Hybrid methods include score fusion, reranking, and multi-stage retrieval. Score fusion combines similarity scores. Reranking uses semantic scores to rerank keyword results. Multi-stage uses keyword for recall, semantic for precision.

# Hybrid Search
def hybrid_search(query, documents, alpha=0.5):
# Keyword scores
keyword_scores = compute_keyword_scores(query, documents)
# Semantic scores
semantic_scores = compute_semantic_scores(query, documents)
# Combine scores
hybrid_scores = alpha * keyword_scores + (1 - alpha) * semantic_scores
# Rank
ranked_indices = np.argsort(hybrid_scores)[::-1]
return ranked_indices
# Example
query = "machine learning tutorial"
documents = ["ML guide", "Deep learning intro", "AI basics"]
results = hybrid_search(query, documents, alpha=0.6)
print("Hybrid search results: " + str(results))
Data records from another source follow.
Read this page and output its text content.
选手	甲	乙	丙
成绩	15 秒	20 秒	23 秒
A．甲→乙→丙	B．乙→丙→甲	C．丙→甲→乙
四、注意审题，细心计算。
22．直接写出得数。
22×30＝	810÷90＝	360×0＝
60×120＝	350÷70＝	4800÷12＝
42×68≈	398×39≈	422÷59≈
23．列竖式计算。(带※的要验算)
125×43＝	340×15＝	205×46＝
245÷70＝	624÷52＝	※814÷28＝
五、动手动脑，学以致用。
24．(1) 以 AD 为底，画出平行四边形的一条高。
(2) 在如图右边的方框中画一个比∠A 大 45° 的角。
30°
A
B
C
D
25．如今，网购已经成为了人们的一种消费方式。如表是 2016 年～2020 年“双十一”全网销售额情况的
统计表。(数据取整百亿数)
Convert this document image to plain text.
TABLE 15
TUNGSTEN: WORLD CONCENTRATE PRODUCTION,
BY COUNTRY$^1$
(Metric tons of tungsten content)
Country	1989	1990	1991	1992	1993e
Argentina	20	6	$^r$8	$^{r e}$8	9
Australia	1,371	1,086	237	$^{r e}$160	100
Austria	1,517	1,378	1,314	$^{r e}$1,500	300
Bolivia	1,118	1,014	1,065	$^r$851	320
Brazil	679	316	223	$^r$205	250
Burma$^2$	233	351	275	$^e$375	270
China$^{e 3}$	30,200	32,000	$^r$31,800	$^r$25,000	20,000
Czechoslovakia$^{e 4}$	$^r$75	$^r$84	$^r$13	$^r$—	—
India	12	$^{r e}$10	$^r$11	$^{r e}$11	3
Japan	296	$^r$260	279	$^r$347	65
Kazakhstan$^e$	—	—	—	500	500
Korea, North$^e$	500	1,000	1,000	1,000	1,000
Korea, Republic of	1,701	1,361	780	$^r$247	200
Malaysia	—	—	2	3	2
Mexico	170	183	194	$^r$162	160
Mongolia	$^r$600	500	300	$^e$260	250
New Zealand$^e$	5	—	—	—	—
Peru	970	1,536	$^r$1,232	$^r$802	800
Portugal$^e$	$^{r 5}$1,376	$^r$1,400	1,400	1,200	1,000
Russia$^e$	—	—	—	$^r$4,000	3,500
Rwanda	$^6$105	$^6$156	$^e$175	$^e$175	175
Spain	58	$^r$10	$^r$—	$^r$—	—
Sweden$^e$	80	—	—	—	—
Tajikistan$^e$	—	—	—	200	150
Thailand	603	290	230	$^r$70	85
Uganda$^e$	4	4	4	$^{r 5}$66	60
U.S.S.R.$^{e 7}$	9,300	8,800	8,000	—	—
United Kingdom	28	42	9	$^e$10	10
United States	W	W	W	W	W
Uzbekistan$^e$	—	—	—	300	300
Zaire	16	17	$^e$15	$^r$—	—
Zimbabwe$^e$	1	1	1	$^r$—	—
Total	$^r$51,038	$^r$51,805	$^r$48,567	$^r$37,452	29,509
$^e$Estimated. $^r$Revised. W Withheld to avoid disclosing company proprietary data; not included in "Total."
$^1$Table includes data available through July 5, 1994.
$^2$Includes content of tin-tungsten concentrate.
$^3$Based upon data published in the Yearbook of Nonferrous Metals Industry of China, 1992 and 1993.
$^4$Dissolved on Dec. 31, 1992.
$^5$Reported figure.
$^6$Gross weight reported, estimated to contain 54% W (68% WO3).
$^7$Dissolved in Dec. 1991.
Hybrid search improves quality. It combines strengths of both methods. It handles diverse queries.

Query Expansion

Query expansion adds related terms to queries. It improves recall. It handles vocabulary mismatches. It finds more relevant documents.

Expansion methods include synonym expansion, embedding-based expansion, and feedback-based expansion. Synonym expansion adds synonyms. Embedding-based adds similar terms. Feedback-based uses user feedback.

# Query Expansion
def expand_query(query, word_embeddings, top_k=3):
query_words = query.split()
expanded_terms = set(query_words)
for word in query_words:
if word in word_embeddings:
similar = word_embeddings.most_similar(word, topn=top_k)
expanded_terms.update([w for w, _ in similar])
expanded_query = " ".join(expanded_terms)
return expanded_query
# Example
expanded = expand_query("machine learning", word_embeddings, top_k=2)
print("Expanded query: " + str(expanded))

Query expansion improves recall. It finds more relevant documents. It handles vocabulary variations.

Query Expansion
Figure: Query Expansion

The diagram shows query expansion methods. Synonym expansion uses word embeddings. LLM expansion generates related terms. Both methods improve retrieval coverage.

Summary

Semantic search finds documents by meaning. Document chunking splits documents appropriately. Query processing prepares queries. Ranking algorithms order results. Semantic search works better than keyword for many queries. Hybrid approaches combine both methods. Query expansion improves recall. Semantic search enables better information retrieval.